Auditioning your Voice

After you have finished recording your full inventory, we build six versions of your voice in our lab, using different software settings. Normally, we test the six versions ourselves to choose the one we believe is best, and package that as your final voice.

We are introducing a new feature that allows you to use some of the same techniques we use in the lab to decide which version of your voice you personally prefer. There are really two reasons for doing this. First, because your concept of how your synthetic voice should sound might be different from ours, we believe it is important for you to have a say in selecting the voice and setting some of its controls. Second, in preparation for the time when we will begin charging for voices (we are not doing this yet), we want to provide an opportunity for you to hear the voice and be certain you want to use it before you buy it.

There are three steps in the process of selecting your voice:

  1. Set synthesis parameters
  2. Compare the six voice versions
  3. Make a final choice

In the following, we will give you a little more detail regarding each step. When you are ready, click the Begin button below to begin step 1.

1. Set synthesis parameters

We provide controls for three voice parameters: speaking rate; sentence intonation; and syllable timing. Speaking rate is simply the overall speaking rate and can be adjusted from very slow to very fast. By default, your ModelTalker voice will speak at about the same rate that you spoke when recording the speech inventory. Sentence intonation refers to the tonal pattern of your voice, for example, does the pitch rise (as with some questions) or fall (as with most statements) at the end of a sentence. By default, ModelTalker attempts to find examples of your recorded speech that match the best intonation pattern for a sentence, but it does not attempt to modify the intonation of the speech, so sometimes sentences may have inappropriate or disjoint intonation. If you enable synthetic intonation, ModelTalker will use Digital Signal Processing (DSP) strategies to make the sentence match normal intonation more closely. However, that may also reduce the naturalness of your voice quality to some extent. You need to decide whether, on balance, enabling synthetic intonation helps or hurts your voice.

Syllable timing refers to the way the rhythm of your speech can vary within a phrase. For example, the same syllable may be spoken more rapidly at the beginning of a phrase or more drawn out if it is at the end of a phrase. Similarly, stressed or emphasized syllables tend to be longer in duration than unstressed syllables. As with intonation, by default ModelTalker attempts to find syllables that match what is appropriate for normal syllable timing.
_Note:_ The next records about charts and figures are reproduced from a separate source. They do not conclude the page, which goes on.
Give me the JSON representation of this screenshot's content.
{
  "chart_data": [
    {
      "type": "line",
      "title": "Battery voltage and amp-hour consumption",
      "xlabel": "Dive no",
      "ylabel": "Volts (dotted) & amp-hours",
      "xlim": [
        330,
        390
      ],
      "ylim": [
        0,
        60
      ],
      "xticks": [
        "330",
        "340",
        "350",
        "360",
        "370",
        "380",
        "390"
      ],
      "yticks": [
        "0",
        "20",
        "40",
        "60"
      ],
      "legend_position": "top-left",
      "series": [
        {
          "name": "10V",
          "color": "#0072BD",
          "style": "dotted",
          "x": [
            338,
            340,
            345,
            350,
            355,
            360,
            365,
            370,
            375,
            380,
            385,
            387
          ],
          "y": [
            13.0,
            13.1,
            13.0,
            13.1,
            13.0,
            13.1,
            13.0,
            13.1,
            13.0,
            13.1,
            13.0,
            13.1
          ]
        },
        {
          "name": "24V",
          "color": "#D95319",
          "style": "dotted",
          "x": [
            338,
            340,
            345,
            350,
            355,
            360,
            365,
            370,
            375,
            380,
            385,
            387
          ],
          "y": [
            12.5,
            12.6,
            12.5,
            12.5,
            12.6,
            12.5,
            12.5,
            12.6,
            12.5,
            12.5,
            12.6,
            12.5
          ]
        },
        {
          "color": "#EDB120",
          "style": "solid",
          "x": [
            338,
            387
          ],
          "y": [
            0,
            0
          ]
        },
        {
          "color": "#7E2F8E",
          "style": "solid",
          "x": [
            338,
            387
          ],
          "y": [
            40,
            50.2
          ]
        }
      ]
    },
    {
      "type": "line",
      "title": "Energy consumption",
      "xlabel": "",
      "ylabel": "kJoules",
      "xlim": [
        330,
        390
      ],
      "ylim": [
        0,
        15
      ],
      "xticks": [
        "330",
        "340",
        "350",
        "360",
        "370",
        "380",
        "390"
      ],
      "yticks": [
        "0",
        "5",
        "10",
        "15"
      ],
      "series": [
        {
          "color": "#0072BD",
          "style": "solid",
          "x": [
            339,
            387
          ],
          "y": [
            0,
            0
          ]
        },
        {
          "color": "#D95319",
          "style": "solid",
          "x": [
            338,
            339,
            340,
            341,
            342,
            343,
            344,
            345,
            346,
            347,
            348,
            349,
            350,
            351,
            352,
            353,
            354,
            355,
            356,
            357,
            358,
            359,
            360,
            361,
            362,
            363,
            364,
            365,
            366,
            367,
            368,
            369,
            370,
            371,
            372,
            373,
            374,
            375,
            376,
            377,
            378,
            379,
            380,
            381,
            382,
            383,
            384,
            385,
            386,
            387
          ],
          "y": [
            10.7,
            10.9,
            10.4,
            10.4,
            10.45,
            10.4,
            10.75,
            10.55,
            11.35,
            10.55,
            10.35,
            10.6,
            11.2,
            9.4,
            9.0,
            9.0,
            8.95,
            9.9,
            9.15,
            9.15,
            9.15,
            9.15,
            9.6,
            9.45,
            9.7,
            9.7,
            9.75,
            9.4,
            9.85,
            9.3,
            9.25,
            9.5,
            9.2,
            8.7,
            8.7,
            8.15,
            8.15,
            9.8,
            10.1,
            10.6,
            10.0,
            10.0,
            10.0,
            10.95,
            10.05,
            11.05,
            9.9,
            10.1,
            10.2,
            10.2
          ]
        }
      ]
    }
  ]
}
If you enable synthetic syllable timing, ModelTalker will use DSP to modify syllable durations to try to make them match typical speech timing patterns more closely. In this case, as with intonation, the DSP may reduce the naturalness of your voice quality, however, sometimes this helps make the speech easier to understand, particularly if you have some dysarthria, or if your speaking rate varied a lot when you recorded your inventory.

In step one, there is a text box where you can enter a sentence or try several different sentences while trying different combinations of speaking rate, timing, and intonation control. The point of this step is to determine the combination of settings that will be used for the second step when you compare different versions of your voice, all with the same synthesis parameters.

2. Compare the six voice versions

Step 2 consists of 30 sentence comparison “trials.” On each trial, you will be able to listen to the same sentence generated by two different versions of your voice and you must choose which of the two versions you prefer. The sentences we are using are chosen to challenge the limits of your synthetic voice. Some may be hard or nearly impossible to understand. More often it may be difficult to decide which of the two versions sounds better, but you must pick one version even if you feel the choice is random.

Over the 30 trials, you will hear 10 sentences made by each version of your voice and each version will be paired twice with each other version of your voice. From these “paired comparison” trials, we will select the two versions that you chose as the preferred voice most frequently and use those two versions in the third step.

3. Make a final choice

In step 3, you will again have access to the speaking rate, timing, and intonation controls along with a text box as in Step 1. You may enter short sentences in the text box, or copy and paste much longer passages (up to about 2000 characters). We encourage you to use this step to test your synthetic voice with things you may actually want to say.

In addition to the same controls from Step 1, you will also have radio control buttons that let you choose which of the two voices selected in Step 2 you want to use to render the text in the text box. You should try both voice versions with multiple texts and also try again modifying the rate, timing, and intonation controls. When you have decided on the combination of controls and the voice that you prefer, click the Done button to save those settings as the ones we will use in building your voice installer.

Note that you must use the Chrome web browser to do the audition process. Neither Internet Explorer nor Safari support the audio features we use. Also, you may safely dismiss/ignore the warning message about using a USB headset, but we do recommend using headphones to do the audition.